Some of your important papers, such as investments, are of a business or financial nature. Certificates for securities are non-negotiable (can't be sold or legally transferred) until they are signed by the owner. Nevertheless, such certificates can be lost or stolen, and the signature can be forged. In either case replacement involves both cost and delay. Such certificates then, when not left with the broker, should be kept in the owner's safe deposit box.  Government bonds can be replaced without cost, but there will be a delay of several months. So it is best to keep these in the box also. Among other investment-type documents that require safekeeping are papers that serve as proof of ownership, such as deeds for real estate, other mortgage papers, contracts, automobile titles and leases.

If you don't have a safe deposit box, then consider getting one. The yearly rental, at your bank or credit union, is inexpensive.

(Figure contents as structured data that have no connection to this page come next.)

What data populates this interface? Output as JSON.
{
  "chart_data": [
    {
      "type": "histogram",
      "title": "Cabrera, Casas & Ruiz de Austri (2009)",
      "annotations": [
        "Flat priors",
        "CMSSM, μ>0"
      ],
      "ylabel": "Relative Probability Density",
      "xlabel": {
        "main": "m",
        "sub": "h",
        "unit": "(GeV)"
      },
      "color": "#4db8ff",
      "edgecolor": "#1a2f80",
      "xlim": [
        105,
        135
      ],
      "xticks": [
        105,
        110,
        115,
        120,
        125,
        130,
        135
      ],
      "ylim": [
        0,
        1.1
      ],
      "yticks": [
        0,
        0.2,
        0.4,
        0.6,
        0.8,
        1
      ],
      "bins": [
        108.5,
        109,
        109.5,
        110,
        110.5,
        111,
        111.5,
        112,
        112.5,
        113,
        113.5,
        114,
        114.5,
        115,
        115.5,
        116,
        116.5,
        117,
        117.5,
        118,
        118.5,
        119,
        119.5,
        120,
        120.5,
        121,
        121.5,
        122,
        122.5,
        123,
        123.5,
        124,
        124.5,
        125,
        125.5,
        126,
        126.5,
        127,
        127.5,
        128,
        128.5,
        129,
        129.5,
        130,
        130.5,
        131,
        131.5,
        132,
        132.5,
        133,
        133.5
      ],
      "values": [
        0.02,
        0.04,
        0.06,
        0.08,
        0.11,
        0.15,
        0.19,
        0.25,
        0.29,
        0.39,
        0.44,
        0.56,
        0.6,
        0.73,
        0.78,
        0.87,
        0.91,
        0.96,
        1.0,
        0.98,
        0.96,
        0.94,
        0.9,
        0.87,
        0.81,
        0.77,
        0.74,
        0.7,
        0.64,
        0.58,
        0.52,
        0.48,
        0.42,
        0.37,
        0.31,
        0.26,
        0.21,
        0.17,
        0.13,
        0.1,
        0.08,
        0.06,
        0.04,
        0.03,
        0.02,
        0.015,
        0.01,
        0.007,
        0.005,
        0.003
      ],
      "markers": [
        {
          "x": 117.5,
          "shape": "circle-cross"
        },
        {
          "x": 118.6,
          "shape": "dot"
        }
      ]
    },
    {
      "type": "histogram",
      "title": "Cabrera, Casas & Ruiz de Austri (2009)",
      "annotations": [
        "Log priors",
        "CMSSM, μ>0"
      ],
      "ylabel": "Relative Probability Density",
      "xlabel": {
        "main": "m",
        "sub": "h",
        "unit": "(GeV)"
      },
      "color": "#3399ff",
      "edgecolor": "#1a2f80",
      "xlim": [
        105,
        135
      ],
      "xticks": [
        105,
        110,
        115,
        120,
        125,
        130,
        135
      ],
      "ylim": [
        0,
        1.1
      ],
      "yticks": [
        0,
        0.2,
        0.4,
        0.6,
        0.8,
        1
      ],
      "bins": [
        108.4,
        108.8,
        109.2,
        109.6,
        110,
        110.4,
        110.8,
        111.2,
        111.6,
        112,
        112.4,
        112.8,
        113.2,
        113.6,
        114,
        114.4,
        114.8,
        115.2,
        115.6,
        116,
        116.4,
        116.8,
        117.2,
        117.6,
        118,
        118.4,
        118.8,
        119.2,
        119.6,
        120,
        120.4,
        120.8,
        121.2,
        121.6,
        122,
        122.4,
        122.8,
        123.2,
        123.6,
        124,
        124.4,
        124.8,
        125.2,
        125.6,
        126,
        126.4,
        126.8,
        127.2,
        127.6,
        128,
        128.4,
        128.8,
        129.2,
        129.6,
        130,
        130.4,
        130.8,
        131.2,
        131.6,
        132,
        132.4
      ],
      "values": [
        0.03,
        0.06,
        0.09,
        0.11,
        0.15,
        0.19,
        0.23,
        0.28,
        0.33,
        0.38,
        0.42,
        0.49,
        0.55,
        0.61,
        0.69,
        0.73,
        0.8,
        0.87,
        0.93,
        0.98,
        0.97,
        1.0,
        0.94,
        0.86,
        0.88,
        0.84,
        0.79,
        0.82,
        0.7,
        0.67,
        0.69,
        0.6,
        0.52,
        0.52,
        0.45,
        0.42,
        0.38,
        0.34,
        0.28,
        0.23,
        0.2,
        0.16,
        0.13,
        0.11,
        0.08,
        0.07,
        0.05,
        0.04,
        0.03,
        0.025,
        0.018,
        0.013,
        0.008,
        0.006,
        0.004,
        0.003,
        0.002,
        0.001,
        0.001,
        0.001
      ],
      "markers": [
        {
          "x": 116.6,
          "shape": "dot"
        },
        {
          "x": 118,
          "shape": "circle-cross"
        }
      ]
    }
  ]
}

Often the smallest size is adequate, though larger sizes are available at slightly higher charges. If you do have a safe deposit box, ask yourself if it is large enough to hold everything that should be in it-and small enough to keep out things that don't need to be there. If you store documents from investment properties or securities, the rental can be claimed as a deduction for income tax purposes. The box should not be used as a catchall for souvenirs and unimportant papers.

How to get a safe deposit box 

Most banks and credit unions offer safe deposit boxes. If you are already a customer or member of a bank or credit union, it’s probably easiest to simply ask that bank or credit union about their safe deposit boxes. If you don’t currently use a bank or credit union, opening a safe deposit box is easy to do at the same time that you open your checking or savings account. However, if you don’t yet have any of these important documents, or if you are a minor and your parents keep the documents for you, it’s probably best to wait as there is usually a monthly charge.

A guideline as to what goes in and what stays out of your safe deposit box might be: Put it in if you can't replace it or if it would be costly or troublesome to replace. Many items can be replaced rather easily. Copies of insurance policies can be obtained from your insurance companies. Copies of cancelled checks are usually available at your bank. Generally speaking, you do not need to keep the following in a safe deposit box: income tax returns, education records, employment records, bankbooks, social security cards, guarantees, and burial instructions.